Pengelolaan dan pengembangan  BM di Aceh berdasarkan Qanun Aceh Nomor 3 Tahun 2021 Tentang Perubahan Qanun Aceh Nomor 10 Tahun 2018 Tentang Baitul Mal. Qanun BM mengatur tata cara perencanaan, pengumpulan dan penyaluran termasuk di dalamnya pemilihan Dewan Pertimbangan Syariat (DPS) Badan  dan Sekretariat. Model  inilah yang unik dalam pelaksanaan manajemen di BMA. Seiring telah berakhirnya masa jabatan Badan pada akhir tahun 2025 maka panitia seleksi telah mengumunkan untuk menjaring Badan BMA sebagai  pimpinan di BM Periode 2025-2030.

Pengalaman amil

Penulis sebagai akademisi dan amil menelusuri dan menginvestigasi hampir lima tahun di BM ada beberapa hal yang menjadi perhatian, di diantaranya, belum adanya penyaluran asnaf Riqab. Sedangkan dalam surat attaubah ayat 60 ada asnaf Riqab yang perlu disalurkan oleh amil BM guna menghilangkan sifat perbudakan di seluruh kabupaten kota. Di samping itu surat keputusan DPS tentang riqab sudah didefinisikan secara operasional yaitu, orang yang dipersamakan dengan budak (masa lalu).

Misalnya orang yang kemerdekaannya dirampas secara zalim, yang tidak dapat membebaskan diri tanpa bantuan pihak lain (Keputusan Dewan Pertimbangan syariah Baitul Mal Aceh, Nomor: 01/KPTS/I/2023).

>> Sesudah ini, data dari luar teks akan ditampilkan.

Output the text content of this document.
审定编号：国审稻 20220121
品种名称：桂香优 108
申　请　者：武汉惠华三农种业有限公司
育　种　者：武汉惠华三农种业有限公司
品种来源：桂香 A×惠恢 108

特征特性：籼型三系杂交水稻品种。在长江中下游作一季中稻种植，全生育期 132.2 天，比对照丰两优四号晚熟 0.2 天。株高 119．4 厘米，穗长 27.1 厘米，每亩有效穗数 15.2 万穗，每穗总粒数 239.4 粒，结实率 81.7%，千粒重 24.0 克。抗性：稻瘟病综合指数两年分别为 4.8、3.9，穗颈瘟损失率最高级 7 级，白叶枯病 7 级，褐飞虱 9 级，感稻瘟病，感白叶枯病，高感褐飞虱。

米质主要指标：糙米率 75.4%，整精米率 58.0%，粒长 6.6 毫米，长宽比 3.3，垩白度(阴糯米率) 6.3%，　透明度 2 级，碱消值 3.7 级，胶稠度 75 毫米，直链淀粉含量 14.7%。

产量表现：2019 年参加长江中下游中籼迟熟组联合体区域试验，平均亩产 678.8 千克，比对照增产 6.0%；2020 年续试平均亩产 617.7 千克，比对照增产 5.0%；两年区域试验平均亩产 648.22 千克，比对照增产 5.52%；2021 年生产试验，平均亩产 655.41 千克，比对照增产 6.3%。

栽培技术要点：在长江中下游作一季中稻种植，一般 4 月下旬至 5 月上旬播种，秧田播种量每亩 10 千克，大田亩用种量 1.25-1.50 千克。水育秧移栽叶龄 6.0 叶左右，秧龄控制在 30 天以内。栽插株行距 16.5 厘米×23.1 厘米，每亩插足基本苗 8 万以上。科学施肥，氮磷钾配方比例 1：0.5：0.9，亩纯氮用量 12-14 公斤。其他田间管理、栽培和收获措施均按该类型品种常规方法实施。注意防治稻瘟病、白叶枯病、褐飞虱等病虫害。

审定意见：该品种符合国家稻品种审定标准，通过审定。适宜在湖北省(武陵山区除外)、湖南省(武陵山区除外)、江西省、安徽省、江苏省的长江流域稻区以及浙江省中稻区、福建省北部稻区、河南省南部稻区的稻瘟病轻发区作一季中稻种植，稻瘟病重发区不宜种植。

Menurut Qardawi,2007, 587), Zakat itu antara lain harus dipergunakan untuk membebaskan budak belian dan menghilangkan segala bentuk perbudakan. Walaupun demikian Amil BM belum ada kesepakatan untuk menganggarkan asnaf Riqab, karena banyak amil BM memandang riqab itu secara tradisional dan ortodok atau amil yang  jumud.

Di samping itu, Qanun Aceh Nomor 3 Tahun 2021 tentang Perubahan Atas Qanun Aceh Nomor 10 Tahun 2018 Tentang Baitul Mal, pasal 118, ayat 6, Zakat dan/atau infak hasil penyetoran kembali sebagaimana dimaksud pada ayat (1) dan zakat dan atau infak yang belum digunakan oleh BMA dapat didepositokan oleh BUA/kuasa BUA pada Bank Syariah. Ayat 7 Bagi hasil dari jasa giro dan deposito zakat dan/atau infak dicatat sebagai pendapat zakat dan/atau infak. Terkait infak pasal 126 yang diubah berbunyi: Penyaluran infak dalam bentuk diinvestasikan sebagai tabungan dana umat sebagaimana dimaksud pada ayat (1) huruf b, yaitu untuk membiayai program dan kegiatan yang sasarannya meliputi saham, sukuk, pemberdayaan wakaf, usaha ekonomi, kesehatan deposito syariah dan pendidikan.

Subtansi zakat dan infak adalah berkembang dan produktif (Armiadi, 2023). Subtansi zakat-infak masih memerlukan pemahaman yang sama bagi masa datang. Terkait deposito para amil BMA masih sangat banyak pertimbangan menjalankan program deposito karena kekhawatiran pengelola keuangan di sekretariat yang belum ada surat keputusan dari badan untuk melakukan deposito. Padahal subtansi zakat adalah menyucikan dan berkembang. Sedangkan infak seharusnya harus berkembang dan dikembangkan oleh amil.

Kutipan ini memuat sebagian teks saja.